El artículo analiza tres afecciones cutáneas frecuentes (lunares, verrugas y fibromas), destacando la importancia de vigilar los cambios y consultar con especialistas ante cualquier variación.
Los lunares son microlesiones frecuentes que afectan a la mayoría de las personas. Los lunares grandes (más de 6 mm) presentan mayor riesgo de melanoma. Los cambios de morfología, color, simetría o tamaño requieren atención inmediata. El tratamiento láser está indicado para lunares pequeños en zonas sensibles como cara, orejas y labios. La extirpación quirúrgica se aplica para lesiones más grandes o profundas, mediante rasurado o biopsia por punch bajo anestesia local.

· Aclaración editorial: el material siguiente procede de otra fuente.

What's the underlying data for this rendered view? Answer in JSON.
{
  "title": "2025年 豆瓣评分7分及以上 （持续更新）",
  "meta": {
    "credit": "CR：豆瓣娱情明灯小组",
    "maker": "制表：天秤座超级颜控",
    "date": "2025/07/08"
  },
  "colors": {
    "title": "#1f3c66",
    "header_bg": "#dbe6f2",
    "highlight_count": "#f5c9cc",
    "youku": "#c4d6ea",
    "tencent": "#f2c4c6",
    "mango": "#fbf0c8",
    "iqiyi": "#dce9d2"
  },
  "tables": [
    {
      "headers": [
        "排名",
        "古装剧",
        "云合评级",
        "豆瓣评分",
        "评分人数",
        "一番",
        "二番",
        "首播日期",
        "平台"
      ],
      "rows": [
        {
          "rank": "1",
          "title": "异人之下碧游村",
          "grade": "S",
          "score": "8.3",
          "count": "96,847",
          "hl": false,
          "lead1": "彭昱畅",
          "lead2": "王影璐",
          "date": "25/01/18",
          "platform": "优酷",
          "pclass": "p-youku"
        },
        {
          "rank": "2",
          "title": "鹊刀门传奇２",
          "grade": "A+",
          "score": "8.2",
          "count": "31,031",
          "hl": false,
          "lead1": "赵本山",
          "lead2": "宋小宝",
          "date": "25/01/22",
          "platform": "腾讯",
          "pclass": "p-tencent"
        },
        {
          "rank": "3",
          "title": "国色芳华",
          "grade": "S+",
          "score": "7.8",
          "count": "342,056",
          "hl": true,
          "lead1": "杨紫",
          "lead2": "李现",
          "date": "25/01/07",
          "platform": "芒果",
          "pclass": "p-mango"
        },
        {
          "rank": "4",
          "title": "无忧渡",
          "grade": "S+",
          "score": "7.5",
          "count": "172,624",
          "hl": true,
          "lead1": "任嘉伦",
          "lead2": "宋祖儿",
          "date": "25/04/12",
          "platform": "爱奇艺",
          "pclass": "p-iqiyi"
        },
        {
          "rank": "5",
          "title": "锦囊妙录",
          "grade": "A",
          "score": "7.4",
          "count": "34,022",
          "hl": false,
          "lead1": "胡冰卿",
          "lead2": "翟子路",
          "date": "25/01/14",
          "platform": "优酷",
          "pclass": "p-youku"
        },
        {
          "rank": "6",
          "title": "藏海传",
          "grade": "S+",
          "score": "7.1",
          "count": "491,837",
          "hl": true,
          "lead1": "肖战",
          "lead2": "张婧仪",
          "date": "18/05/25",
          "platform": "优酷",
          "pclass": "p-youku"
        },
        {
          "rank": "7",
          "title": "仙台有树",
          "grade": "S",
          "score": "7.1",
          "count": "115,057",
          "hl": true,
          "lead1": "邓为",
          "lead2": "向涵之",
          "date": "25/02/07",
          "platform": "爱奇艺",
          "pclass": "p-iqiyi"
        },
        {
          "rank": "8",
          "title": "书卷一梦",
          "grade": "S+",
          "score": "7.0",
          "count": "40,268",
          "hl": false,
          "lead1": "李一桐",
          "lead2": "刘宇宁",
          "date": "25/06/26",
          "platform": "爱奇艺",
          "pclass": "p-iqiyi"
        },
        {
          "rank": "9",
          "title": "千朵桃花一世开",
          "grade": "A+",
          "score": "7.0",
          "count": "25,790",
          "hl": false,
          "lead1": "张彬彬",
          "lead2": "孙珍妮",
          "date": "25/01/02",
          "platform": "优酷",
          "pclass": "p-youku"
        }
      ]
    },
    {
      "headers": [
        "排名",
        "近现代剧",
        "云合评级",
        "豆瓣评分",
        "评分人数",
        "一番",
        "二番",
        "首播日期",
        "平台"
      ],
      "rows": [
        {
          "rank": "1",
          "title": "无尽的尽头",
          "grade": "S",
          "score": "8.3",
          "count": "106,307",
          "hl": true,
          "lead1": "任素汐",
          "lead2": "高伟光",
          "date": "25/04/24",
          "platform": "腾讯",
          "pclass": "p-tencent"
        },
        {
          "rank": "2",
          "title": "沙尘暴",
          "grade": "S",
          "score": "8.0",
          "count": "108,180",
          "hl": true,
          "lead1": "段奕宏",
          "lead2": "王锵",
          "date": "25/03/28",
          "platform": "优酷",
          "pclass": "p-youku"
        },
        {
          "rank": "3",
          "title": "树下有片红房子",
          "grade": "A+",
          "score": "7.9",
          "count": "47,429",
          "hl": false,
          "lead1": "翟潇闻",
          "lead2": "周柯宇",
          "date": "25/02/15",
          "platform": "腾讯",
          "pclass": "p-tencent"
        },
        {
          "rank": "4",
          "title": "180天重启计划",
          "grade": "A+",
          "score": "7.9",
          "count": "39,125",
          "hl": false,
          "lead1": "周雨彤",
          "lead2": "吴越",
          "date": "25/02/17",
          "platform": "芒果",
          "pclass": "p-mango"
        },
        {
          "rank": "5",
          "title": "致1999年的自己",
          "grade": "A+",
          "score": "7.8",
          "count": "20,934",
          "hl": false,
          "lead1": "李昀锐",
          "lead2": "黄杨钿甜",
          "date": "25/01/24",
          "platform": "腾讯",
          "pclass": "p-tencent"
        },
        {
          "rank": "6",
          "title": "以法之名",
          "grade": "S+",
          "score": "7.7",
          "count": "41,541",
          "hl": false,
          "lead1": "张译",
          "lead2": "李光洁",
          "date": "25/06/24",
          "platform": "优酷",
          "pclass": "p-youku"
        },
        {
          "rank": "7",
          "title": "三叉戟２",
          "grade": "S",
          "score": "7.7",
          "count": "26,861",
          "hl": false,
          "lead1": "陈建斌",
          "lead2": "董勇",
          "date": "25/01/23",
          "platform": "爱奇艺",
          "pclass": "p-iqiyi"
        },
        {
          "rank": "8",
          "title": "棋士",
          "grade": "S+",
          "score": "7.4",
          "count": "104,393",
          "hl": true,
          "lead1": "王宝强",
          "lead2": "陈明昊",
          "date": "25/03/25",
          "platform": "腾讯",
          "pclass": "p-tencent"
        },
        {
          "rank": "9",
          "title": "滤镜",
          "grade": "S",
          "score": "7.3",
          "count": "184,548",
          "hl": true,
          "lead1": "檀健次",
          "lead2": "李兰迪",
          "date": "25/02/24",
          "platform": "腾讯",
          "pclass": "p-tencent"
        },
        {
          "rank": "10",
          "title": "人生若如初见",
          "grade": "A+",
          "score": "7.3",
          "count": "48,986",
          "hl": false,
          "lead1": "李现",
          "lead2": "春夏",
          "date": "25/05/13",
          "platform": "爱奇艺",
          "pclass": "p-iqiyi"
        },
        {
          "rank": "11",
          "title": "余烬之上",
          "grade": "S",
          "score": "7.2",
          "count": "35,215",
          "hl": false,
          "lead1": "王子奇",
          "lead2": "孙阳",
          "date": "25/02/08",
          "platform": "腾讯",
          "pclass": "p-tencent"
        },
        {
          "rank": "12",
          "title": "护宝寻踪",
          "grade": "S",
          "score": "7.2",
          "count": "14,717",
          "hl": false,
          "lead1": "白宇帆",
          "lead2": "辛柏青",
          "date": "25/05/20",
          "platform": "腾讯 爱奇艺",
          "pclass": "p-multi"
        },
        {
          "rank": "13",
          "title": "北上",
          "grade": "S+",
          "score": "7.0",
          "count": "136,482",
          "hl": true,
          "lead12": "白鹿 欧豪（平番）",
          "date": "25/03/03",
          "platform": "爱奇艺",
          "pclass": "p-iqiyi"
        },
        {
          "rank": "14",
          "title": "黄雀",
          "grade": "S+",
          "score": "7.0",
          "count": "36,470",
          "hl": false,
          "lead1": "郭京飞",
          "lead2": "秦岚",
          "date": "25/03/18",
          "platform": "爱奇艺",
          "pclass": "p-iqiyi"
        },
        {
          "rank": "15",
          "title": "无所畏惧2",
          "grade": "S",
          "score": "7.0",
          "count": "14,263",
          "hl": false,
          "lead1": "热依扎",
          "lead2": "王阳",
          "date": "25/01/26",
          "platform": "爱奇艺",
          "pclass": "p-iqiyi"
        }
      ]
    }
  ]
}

Las verrugas son causadas por el virus del papiloma humano (VPH) y se presentan en varias formas: verrugas comunes en manos y dedos, verrugas planas más frecuentes en la infancia, verrugas plantares en los pies identificables por los puntos negros, y verrugas genitales ligadas al riesgo de cáncer de cuello uterino. Las opciones de tratamiento incluyen crioterapia (congelación con nitrógeno líquido), tratamiento láser y escisión quirúrgica como último recurso.
A diferencia de las verrugas, los fibromas son tumores cutáneos benignos no relacionados con infecciones víricas. Los factores genéticos, el sudor excesivo y la edad aumentan el riesgo de aparición. El tratamiento es similar al de las verrugas: crioterapia, láser, cauterización o cirugía menor.